All the materials used were recyclable; and, unlike in previous years, these lanterns were made from sugarcane fiber. Solar power also illuminated the lanterns from within. To minimize the environmental impacts, the organizers also did away with the usual fireworks; instead an impressive drone light show captivated visitors, its beautiful illuminations reflecting Taiwan’s history and culture.
Of course, food is a big part of any festival, and especially a Taiwanese one. For the duration of the lantern festival, 19 restaurants and outlets created unique menus to promote Ping Tung delicacies and popular dishes like stinky tofu and oyster omelette.
SWEET SURPRISE AT FUWAN CHOCOLATE
Like children being torn away from Disneyland, we left Ping Tung giddy from exploring a wonderland of lanterns for two days. Our next stop was the FuWan Chocolate, a highly-acclaimed chocolate factory that has won awards in the United Kingdom for making the best chocolate in the world. The close proximity of the cacao plantation to the factory ensures minimal interference in processing the richly-flavored chocolate.
While touring the factory, I had to use all my will power to prevent myself from diving into the vats of warm churning chocolate. Fortunately my sensibility prevailed, enabling me to make it to the next and most interesting stage of the chocolate factory tour.
We tried fresh cacao and literally tasted its transformation into delightful bars of goodness through each stage of processing; how the cacao transforms from a fresh and fruity flavor into its fermented form, and then finally into its delightfully addictive chocolate flavor, is magic in itself. The best part was saved for last. We left the factory with our own little box of chocolates that we’d created ourselves at the beginning of the tour.
HAPPILY EVER AFTER
There was no better place to end the day than at the fairytale property of the Flower Home in Zhuolan. This floral paradise called to my feminine side with its spa and collection of homemade oils and products. It was an aromatic and colorful feast for the senses.
We strolled through lavender fields before a flower-full breakfast the next morning. This was as amazing as any breakfast with flowers can be. I was very impressed. The icing on the cake was the rose tea made in front of us by the Flower Home owner himself.
\All too soon, we were back in the bus for the long drive to Taipei for a bit of city living at the end of our trip. Taipei is noisy and busy but also full of excitement. We could not wait to hit the streets.
TRENDY HOTEL IN TAIPEI
Our home in Taiwan was the hip and modern Amba Taipei Ximending. It was sleek and sophisticated but also full of fun details like funky free slippers and colourful elevators. Travelers with a sense of design and playfulness will love this hotel .
Settling in as quickly as we could, we then set off on an evening stroll through Taipei’s lantern festival installations. We followed a route along old shophouses that eventually led us to Mala Hot Pot for a final feast of Taiwanese comfort food.

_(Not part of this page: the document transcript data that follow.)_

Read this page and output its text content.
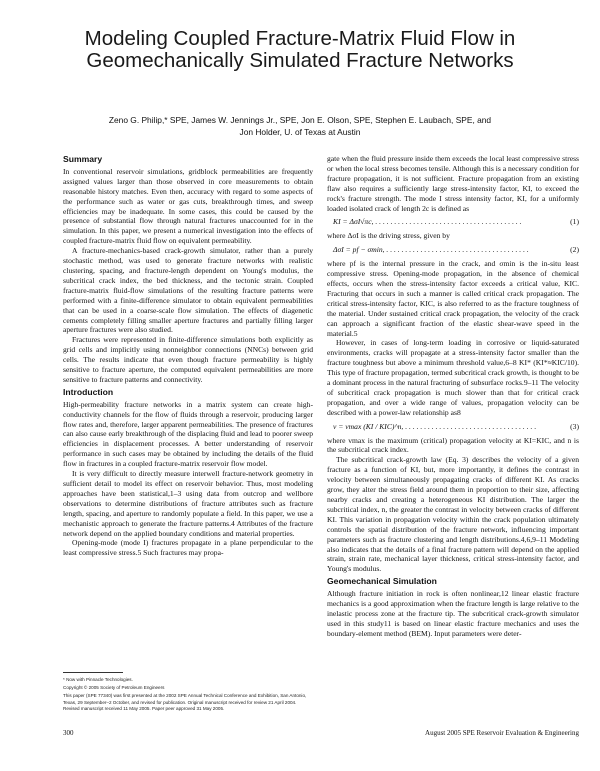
Modeling Coupled Fracture-Matrix Fluid Flow in Geomechanically Simulated Fracture Networks
Zeno G. Philip,* SPE, James W. Jennings Jr., SPE, Jon E. Olson, SPE, Stephen E. Laubach, SPE, and
Jon Holder, U. of Texas at Austin
Summary

In conventional reservoir simulations, gridblock permeabilities are frequently assigned values larger than those observed in core measurements to obtain reasonable history matches. Even then, accuracy with regard to some aspects of the performance such as water or gas cuts, breakthrough times, and sweep efficiencies may be inadequate. In some cases, this could be caused by the presence of substantial flow through natural fractures unaccounted for in the simulation. In this paper, we present a numerical investigation into the effects of coupled fracture-matrix fluid flow on equivalent permeability.

A fracture-mechanics-based crack-growth simulator, rather than a purely stochastic method, was used to generate fracture networks with realistic clustering, spacing, and fracture-length dependent on Young's modulus, the subcritical crack index, the bed thickness, and the tectonic strain. Coupled fracture-matrix fluid-flow simulations of the resulting fracture patterns were performed with a finite-difference simulator to obtain equivalent permeabilities that can be used in a coarse-scale flow simulation. The effects of diagenetic cements completely filling smaller aperture fractures and partially filling larger aperture fractures were also studied.

Fractures were represented in finite-difference simulations both explicitly as grid cells and implicitly using nonneighbor connections (NNCs) between grid cells. The results indicate that even though fracture permeability is highly sensitive to fracture aperture, the computed equivalent permeabilities are more sensitive to fracture patterns and connectivity.

Introduction

High-permeability fracture networks in a matrix system can create high-conductivity channels for the flow of fluids through a reservoir, producing larger flow rates and, therefore, larger apparent permeabilities. The presence of fractures can also cause early breakthrough of the displacing fluid and lead to poorer sweep efficiencies in displacement processes. A better understanding of reservoir performance in such cases may be obtained by including the details of the fluid flow in fractures in a coupled fracture-matrix reservoir flow model.

It is very difficult to directly measure interwell fracture-network geometry in sufficient detail to model its effect on reservoir behavior. Thus, most modeling approaches have been statistical,1–3 using data from outcrop and wellbore observations to determine distributions of fracture attributes such as fracture length, spacing, and aperture to randomly populate a field. In this paper, we use a mechanistic approach to generate the fracture patterns.4 Attributes of the fracture network depend on the applied boundary conditions and material properties.

Opening-mode (mode I) fractures propagate in a plane perpendicular to the least compressive stress.5 Such fractures may propa-

gate when the fluid pressure inside them exceeds the local least compressive stress or when the local stress becomes tensile. Although this is a necessary condition for fracture propagation, it is not sufficient. Fracture propagation from an existing flaw also requires a sufficiently large stress-intensity factor, KI, to exceed the rock's fracture strength. The mode I stress intensity factor, KI, for a uniformly loaded isolated crack of length 2c is defined as

KI = ΔσI√πc, . . . . . . . . . . . . . . . . . . . . . . . . . . . . . . . . . . . . . . .	(1)

where ΔσI is the driving stress, given by

ΔσI = pf − σmin, . . . . . . . . . . . . . . . . . . . . . . . . . . . . . . . . . . . . . .	(2)

where pf is the internal pressure in the crack, and σmin is the in-situ least compressive stress. Opening-mode propagation, in the absence of chemical effects, occurs when the stress-intensity factor exceeds a critical value, KIC. Fracturing that occurs in such a manner is called critical crack propagation. The critical stress-intensity factor, KIC, is also referred to as the fracture toughness of the material. Under sustained critical crack propagation, the velocity of the crack can approach a significant fraction of the elastic shear-wave speed in the material.5

However, in cases of long-term loading in corrosive or liquid-saturated environments, cracks will propagate at a stress-intensity factor smaller than the fracture toughness but above a minimum threshold value,6–8 KI* (KI*≈KIC/10). This type of fracture propagation, termed subcritical crack growth, is thought to be a dominant process in the natural fracturing of subsurface rocks.9–11 The velocity of subcritical crack propagation is much slower than that for critical crack propagation, and over a wide range of values, propagation velocity can be described with a power-law relationship as8

v = vmax (KI / KIC)^n, . . . . . . . . . . . . . . . . . . . . . . . . . . . . . . . . . . .	(3)

where vmax is the maximum (critical) propagation velocity at KI=KIC, and n is the subcritical crack index.

The subcritical crack-growth law (Eq. 3) describes the velocity of a given fracture as a function of KI, but, more importantly, it defines the contrast in velocity between simultaneously propagating cracks of different KI. As cracks grow, they alter the stress field around them in proportion to their size, affecting nearby cracks and creating a heterogeneous KI distribution. The larger the subcritical index, n, the greater the contrast in velocity between cracks of different KI. This variation in propagation velocity within the crack population ultimately controls the spatial distribution of the fracture network, influencing important parameters such as fracture clustering and length distributions.4,6,9–11 Modeling also indicates that the details of a final fracture pattern will depend on the applied strain, strain rate, mechanical layer thickness, critical stress-intensity factor, and Young's modulus.

Geomechanical Simulation

Although fracture initiation in rock is often nonlinear,12 linear elastic fracture mechanics is a good approximation when the fracture length is large relative to the inelastic process zone at the fracture tip. The subcritical crack-growth simulator used in this study11 is based on linear elastic fracture mechanics and uses the boundary-element method (BEM). Input parameters were deter-

* Now with Pinnacle Technologies.

Copyright © 2005 Society of Petroleum Engineers

This paper (SPE 77340) was first presented at the 2002 SPE Annual Technical Conference and Exhibition, San Antonio, Texas, 29 September–2 October, and revised for publication. Original manuscript received for review 21 April 2004. Revised manuscript received 11 May 2005. Paper peer approved 31 May 2005.

300	August 2005 SPE Reservoir Evaluation & Engineering
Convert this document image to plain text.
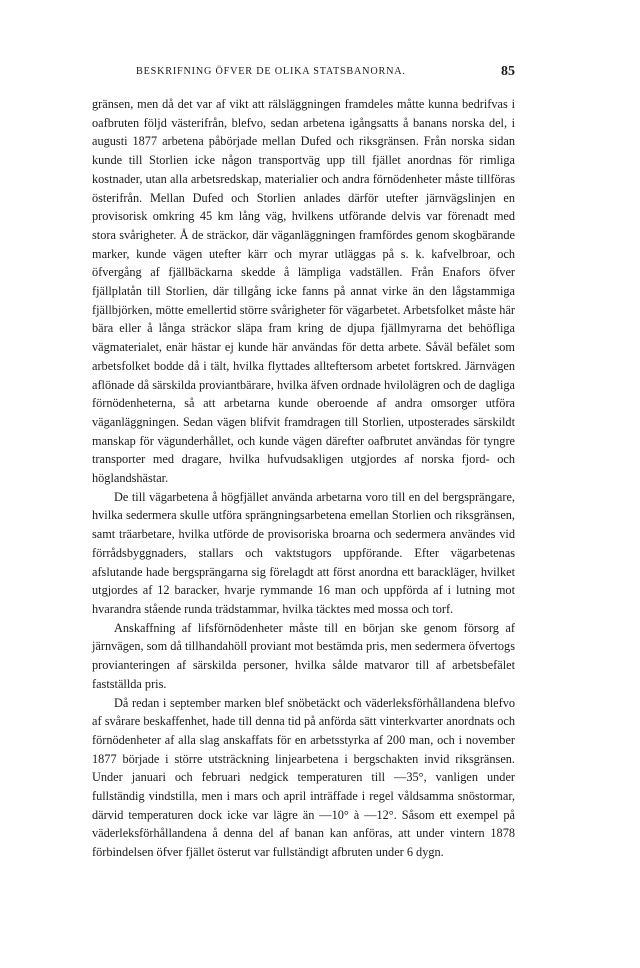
BESKRIFNING ÖFVER DE OLIKA STATSBANORNA.	85

gränsen, men då det var af vikt att rälsläggningen framdeles måtte kunna bedrifvas i oafbruten följd västerifrån, blefvo, sedan arbetena igångsatts å banans norska del, i augusti 1877 arbetena påbörjade mellan Dufed och riksgränsen. Från norska sidan kunde till Storlien icke någon transportväg upp till fjället anordnas för rimliga kostnader, utan alla arbetsredskap, materialier och andra förnödenheter måste tillföras österifrån. Mellan Dufed och Storlien anlades därför utefter järnvägslinjen en provisorisk omkring 45 km lång väg, hvilkens utförande delvis var förenadt med stora svårigheter. Å de sträckor, där väganläggningen framfördes genom skogbärande marker, kunde vägen utefter kärr och myrar utläggas på s. k. kafvelbroar, och öfvergång af fjällbäckarna skedde å lämpliga vadställen. Från Enafors öfver fjällplatån till Storlien, där tillgång icke fanns på annat virke än den lågstammiga fjällbjörken, mötte emellertid större svårigheter för vägarbetet. Arbetsfolket måste här bära eller å långa sträckor släpa fram kring de djupa fjällmyrarna det behöfliga vägmaterialet, enär hästar ej kunde här användas för detta arbete. Såväl befälet som arbetsfolket bodde då i tält, hvilka flyttades allteftersom arbetet fortskred. Järnvägen aflönade då särskilda proviantbärare, hvilka äfven ordnade hvilolägren och de dagliga förnödenheterna, så att arbetarna kunde oberoende af andra omsorger utföra väganläggningen. Sedan vägen blifvit framdragen till Storlien, utposterades särskildt manskap för vägunderhållet, och kunde vägen därefter oafbrutet användas för tyngre transporter med dragare, hvilka hufvudsakligen utgjordes af norska fjord- och höglandshästar.

De till vägarbetena å högfjället använda arbetarna voro till en del bergsprängare, hvilka sedermera skulle utföra sprängningsarbetena emellan Storlien och riksgränsen, samt träarbetare, hvilka utförde de provisoriska broarna och sedermera användes vid förrådsbyggnaders, stallars och vaktstugors uppförande. Efter vägarbetenas afslutande hade bergsprängarna sig förelagdt att först anordna ett barackläger, hvilket utgjordes af 12 baracker, hvarje rymmande 16 man och uppförda af i lutning mot hvarandra stående runda trädstammar, hvilka täcktes med mossa och torf.

Anskaffning af lifsförnödenheter måste till en början ske genom försorg af järnvägen, som då tillhandahöll proviant mot bestämda pris, men sedermera öfvertogs provianteringen af särskilda personer, hvilka sålde matvaror till af arbetsbefälet fastställda pris.

Då redan i september marken blef snöbetäckt och väderleksförhållandena blefvo af svårare beskaffenhet, hade till denna tid på anförda sätt vinterkvarter anordnats och förnödenheter af alla slag anskaffats för en arbetsstyrka af 200 man, och i november 1877 började i större utsträckning linjearbetena i bergschakten invid riksgränsen. Under januari och februari nedgick temperaturen till —35°, vanligen under fullständig vindstilla, men i mars och april inträffade i regel våldsamma snöstormar, därvid temperaturen dock icke var lägre än —10° à —12°. Såsom ett exempel på väderleksförhållandena å denna del af banan kan anföras, att under vintern 1878 förbindelsen öfver fjället österut var fullständigt afbruten under 6 dygn.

After dinner, we had to finding our way back home. Already we imagined a herculean task before us. Fortunately, going back to the hotel was easier than expected because of its central location.
And with this trip, I ticked of another WanderList Adventure from my bucketlist. I can’t wait to see how the Taiwan Lantern Festival evolves further. Maybe I will have to revisit it again in a few years.